Now I will take a look at the potential model without any transformations to confirm transformations will potentially be helpful.
```{r}
m1 = lm(Y ~ X1+X2+X3+as.factor(X4), data=data)
summary(m1)
```
This output shows that the variables X1(average rent paid for all tillable land), and X2(density of dairy cows) are the only significant variables without any transformations. I can say this since the p-values less than 0.05 for these variables.
I will now find the best transformations for the non-binary explanatory variables using the powerTransform method.
```{r}
m2 = powerTransform(object=cbind(data$X1, data$X2, data$X3))
summary(m2)
```
This output shows that I should transform X2 and X3 by taking their log, since their estimated powers are close to 0. I should leave X1 since its estimated power is close to 1.

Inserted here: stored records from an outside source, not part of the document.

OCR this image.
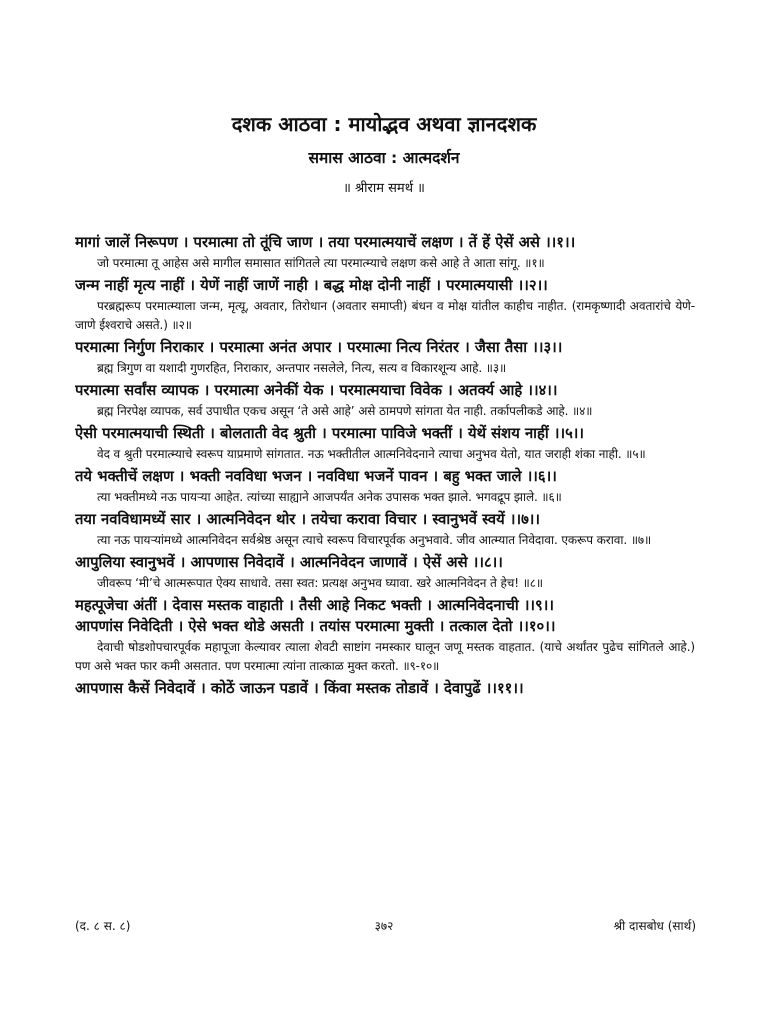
दशक आठवा : मायोद्भव अथवा ज्ञानदशक
समास आठवा : आत्मदर्शन
॥ श्रीराम समर्थ ॥

मागां जालें निरूपण । परमात्मा तो तूंचि जाण । तया परमात्मयाचें लक्षण । तें हें ऐसें असे ।।१।।

जो परमात्मा तू आहेस असे मागील समासात सांगितले त्या परमात्म्याचे लक्षण कसे आहे ते आता सांगू. ॥१॥

जन्म नाहीं मृत्य नाहीं । येणें नाहीं जाणें नाही । बद्ध मोक्ष दोनी नाहीं । परमात्मयासी ।।२।।

परब्रह्मरूप परमात्म्याला जन्म, मृत्यू, अवतार, तिरोधान (अवतार समाप्ती) बंधन व मोक्ष यांतील काहीच नाहीत. (रामकृष्णादी अवतारांचे येणे-जाणे ईश्वराचे असते.) ॥२॥

परमात्मा निर्गुण निराकार । परमात्मा अनंत अपार । परमात्मा नित्य निरंतर । जैसा तैसा ।।३।।

ब्रह्म त्रिगुण वा यशादी गुणरहित, निराकार, अन्तपार नसलेले, नित्य, सत्य व विकारशून्य आहे. ॥३॥

परमात्मा सर्वांस व्यापक । परमात्मा अनेकीं येक । परमात्मयाचा विवेक । अतर्क्य आहे ।।४।।

ब्रह्म निरपेक्ष व्यापक, सर्व उपाधीत एकच असून ‘ते असे आहे’ असे ठामपणे सांगता येत नाही. तर्कापलीकडे आहे. ॥४॥

ऐसी परमात्मयाची स्थिती । बोलताती वेद श्रुती । परमात्मा पाविजे भक्तीं । येथें संशय नाहीं ।।५।।

वेद व श्रुती परमात्म्याचे स्वरूप याप्रमाणे सांगतात. नऊ भक्तीतील आत्मनिवेदनाने त्याचा अनुभव येतो, यात जराही शंका नाही. ॥५॥

तये भक्तीचें लक्षण । भक्ती नवविधा भजन । नवविधा भजनें पावन । बहु भक्त जाले ।।६।।

त्या भक्तीमध्ये नऊ पायऱ्या आहेत. त्यांच्या साह्याने आजपर्यंत अनेक उपासक भक्त झाले. भगवद्रूप झाले. ॥६॥

तया नवविधामध्यें सार । आत्मनिवेदन थोर । तयेचा करावा विचार । स्वानुभवें स्वयें ।।७।।

त्या नऊ पायऱ्यांमध्ये आत्मनिवेदन सर्वश्रेष्ठ असून त्याचे स्वरूप विचारपूर्वक अनुभवावे. जीव आत्म्यात निवेदावा. एकरूप करावा. ॥७॥

आपुलिया स्वानुभवें । आपणास निवेदावें । आत्मनिवेदन जाणावें । ऐसें असे ।।८।।

जीवरूप ‘मी’चे आत्मरूपात ऐक्य साधावे. तसा स्वत: प्रत्यक्ष अनुभव घ्यावा. खरे आत्मनिवेदन ते हेच! ॥८॥

महत्पूजेचा अंतीं । देवास मस्तक वाहाती । तैसी आहे निकट भक्ती । आत्मनिवेदनाची ।।९।।

आपणांस निवेदिती । ऐसे भक्त थोडे असती । तयांस परमात्मा मुक्ती । तत्काल देतो ।।१०।।

देवाची षोडशोपचारपूर्वक महापूजा केल्यावर त्याला शेवटी साष्टांग नमस्कार घालून जणू मस्तक वाहतात. (याचे अर्थांतर पुढेच सांगितले आहे.) पण असे भक्त फार कमी असतात. पण परमात्मा त्यांना तात्काळ मुक्त करतो. ॥९-१०॥

आपणास कैसें निवेदावें । कोठें जाऊन पडावें । किंवा मस्तक तोडावें । देवापुढें ।।११।।

(द. ८ स. ८)	३७२	श्री दासबोध (सार्थ)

So my new potential full model will be as follows denoted m3. I will then run the inverseReponsePlot and the boxcox methods to see if the variable Y needs to be transformed.
```{r}
m3 = lm(data$Y ~ data$X1 + log(data$X2) + log(data$X3) + as.factor(data$X4))
inverseResponsePlot(m3)
boxcox(m3)
```
From both graphs I can see that for Y, raising it to the 1/2 would be the best transformation and may produce the better model.
Now my new model is:
```{r}
m4 = lm((data$Y ^.5)~ data$X1 + log(data$X2) + log(data$X3) + as.factor(data$X4))
```
I will now check the model with a Residuals vs Fitted plot and a normal QQ Plot to check that all the appropriate assumptions are met.
```{r}
plot(m4)
```
From the Residuals vs. Fitted plot I can see that the model is approximately linear as the points appear to be randomly scattered around residuals of 0 with no clear pattern.
Also I can see that there is approximately equal variance as the spread of the points do not appear to change too much. There does appear to be one point that sticks out more than the rest, that being point 67, but from the Residuals vs Leverage Plot I can see that it falls below the 0.5 line, meaning it is not too influential.
From the QQ Plot I can see that the data is not exactly normal, but that should not matter too much because the data has a large sample size making the model resistant in the Normality assumption.
Lastly I will assume the data was taken so that they are independent of each other, thus satisfying the independence assumption.
Finally, I will view the summary of the model to see which explanatory variables appear to be significant in predicting the response.
```{r}
summary(m4)
```
From the summary I can see that the X1(average rent paid for all tillable land) and X2 (the density of dairy cows) variables are significant with pvalues less than 0.05. This means that I have evidence to believe the density of dairy cows and average rent paid for all tillable land is significant in predicting the rent for land planted to alfalfa relative to rent for other agricultural purposes. Also this means I have no evidence to believe whether or not liming is required nor the amount of pasture has any effect on the land rent.